The German word for ‘diet’, Diät, is not offensive. The French word régime is more closely adapted to reality, as it sounds so close to how the government runs. Armed with calorie tables and an iron will we kick off the battle against the monstrosity which hides in our entails. First it contracts and then it pinches us - ostry głód - hunger pains, as the Poles say.
The Poles have ‘wolf hunger’ (welczy głód), like the French (une faim de loup) and the Italians (una fama da lupi). Meanwhile, it’s the bear who rises in German stomachs (Bärenhunger). In Spain you can be hungrier than a blind dog (se tiene más hambre que el perro de un ciego) or collapse (desmayar) from hunger. In Italy, hunger can leave you blind (non ci vedo dala fame) or you can be as hungry as a pig (una fame porca).

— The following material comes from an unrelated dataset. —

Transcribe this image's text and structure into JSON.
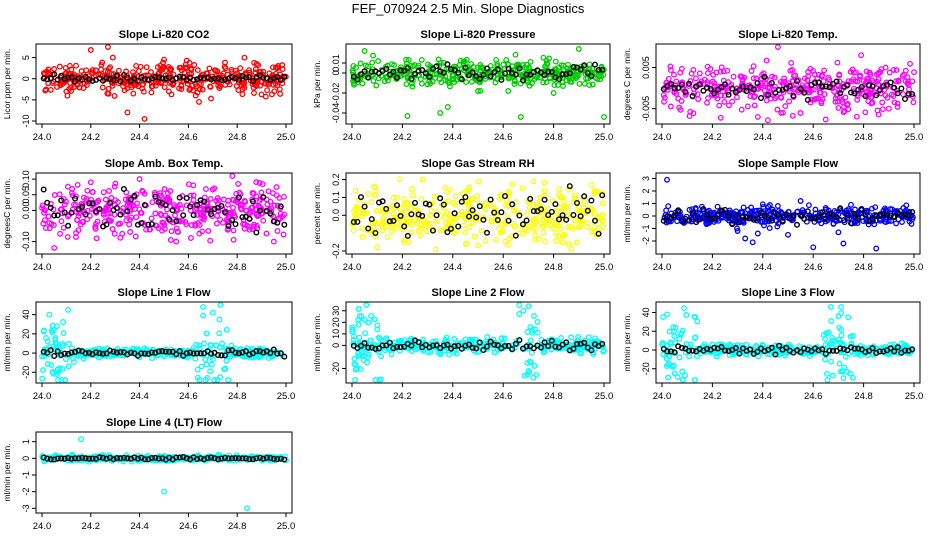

This voracious internal feeling is what guides us towards the fridge at midnight and which pops up when we want to avoid snacking. The French say fringale (a medication formerly given to horses to stop them being hungry), which becomes avidez in Spanish or the munchies in English (the cravings you get, above all after having smoked a bit of cannabis). What’s certain is that the suffering victim will gobble anything down without abating.

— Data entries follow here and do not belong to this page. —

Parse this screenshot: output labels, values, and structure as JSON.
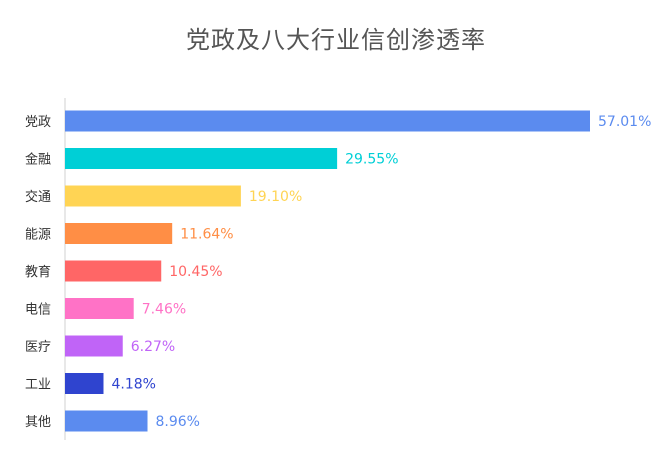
{
  "chart_data": {
    "type": "bar",
    "orientation": "horizontal",
    "title": "党政及八大行业信创渗透率",
    "xlabel": "",
    "ylabel": "",
    "xlim": [
      0,
      57.01
    ],
    "grid": false,
    "categories": [
      "党政",
      "金融",
      "交通",
      "能源",
      "教育",
      "电信",
      "医疗",
      "工业",
      "其他"
    ],
    "values": [
      57.01,
      29.55,
      19.1,
      11.64,
      10.45,
      7.46,
      6.27,
      4.18,
      8.96
    ],
    "value_labels": [
      "57.01%",
      "29.55%",
      "19.10%",
      "11.64%",
      "10.45%",
      "7.46%",
      "6.27%",
      "4.18%",
      "8.96%"
    ],
    "colors": [
      "#5B8BEF",
      "#00CFD6",
      "#FFD454",
      "#FF8E45",
      "#FF6666",
      "#FF72C6",
      "#C064F7",
      "#2F44CF",
      "#5B8BEF"
    ]
  }
}
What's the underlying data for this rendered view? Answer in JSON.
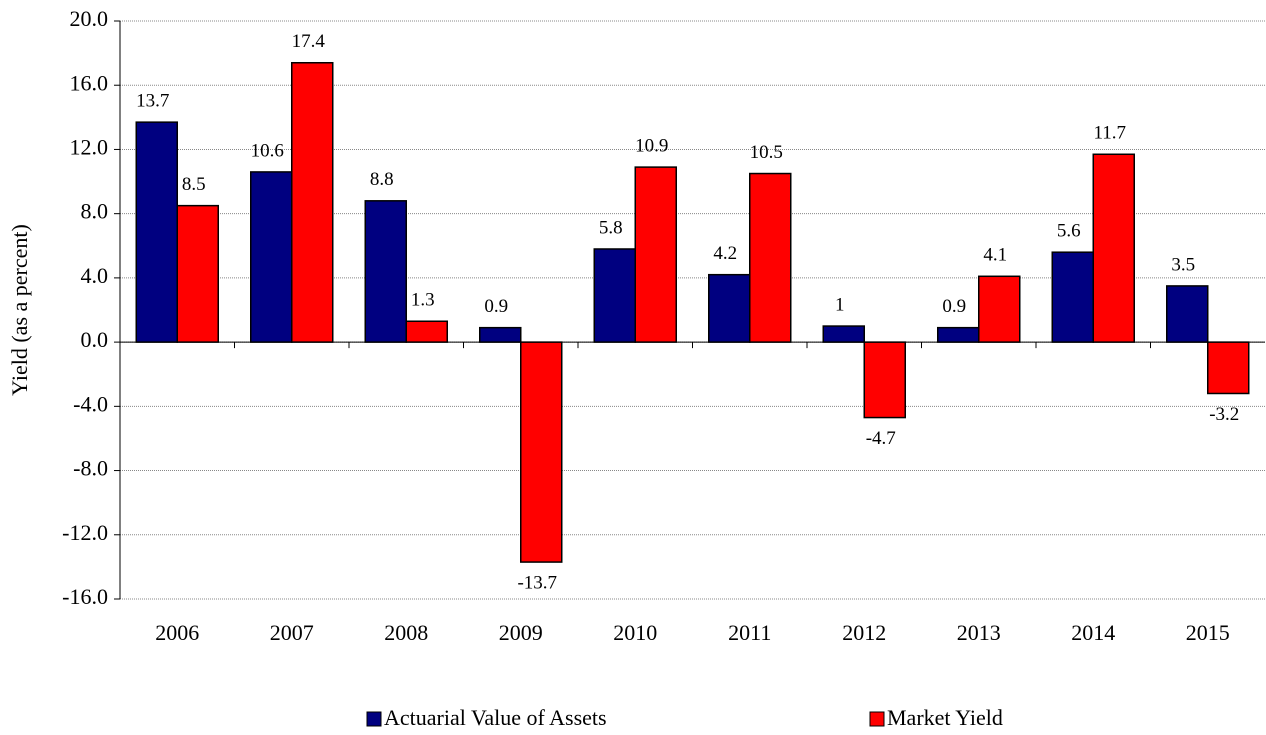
{
  "chart_data": {
    "type": "bar",
    "y_label": "Yield (as a percent)",
    "categories": [
      "2006",
      "2007",
      "2008",
      "2009",
      "2010",
      "2011",
      "2012",
      "2013",
      "2014",
      "2015"
    ],
    "series": [
      {
        "name": "Actuarial Value of Assets",
        "color": "#000080",
        "values": [
          13.7,
          10.6,
          8.8,
          0.9,
          5.8,
          4.2,
          1,
          0.9,
          5.6,
          3.5
        ]
      },
      {
        "name": "Market Yield",
        "color": "#ff0000",
        "values": [
          8.5,
          17.4,
          1.3,
          -13.7,
          10.9,
          10.5,
          -4.7,
          4.1,
          11.7,
          -3.2
        ]
      }
    ],
    "ylim": [
      -16,
      20
    ],
    "yticks": [
      {
        "value": -16,
        "label": "-16.0"
      },
      {
        "value": -12,
        "label": "-12.0"
      },
      {
        "value": -8,
        "label": "-8.0"
      },
      {
        "value": -4,
        "label": "-4.0"
      },
      {
        "value": 0,
        "label": "0.0"
      },
      {
        "value": 4,
        "label": "4.0"
      },
      {
        "value": 8,
        "label": "8.0"
      },
      {
        "value": 12,
        "label": "12.0"
      },
      {
        "value": 16,
        "label": "16.0"
      },
      {
        "value": 20,
        "label": "20.0"
      }
    ],
    "grid": true,
    "legend": "bottom"
  }
}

Nevertheless, it’s equally dangerous if you resist hunger too much. The desire to overcome the temptation can become a habit. That’s why in France since recently it’s considered a crime to ‘incite’ anorexia (l’incitation à l’anoréxie).
Prison is another ballgame. Who’s going to be watching your calories when all you can do is eat what you’re given? That’s why in eastern Germany they say ‘Mann hab’ ich Knast, ich könnt ein ganzes Schwein verdrücken!’ (‘Man I have prison, I could eat an entire pig!’).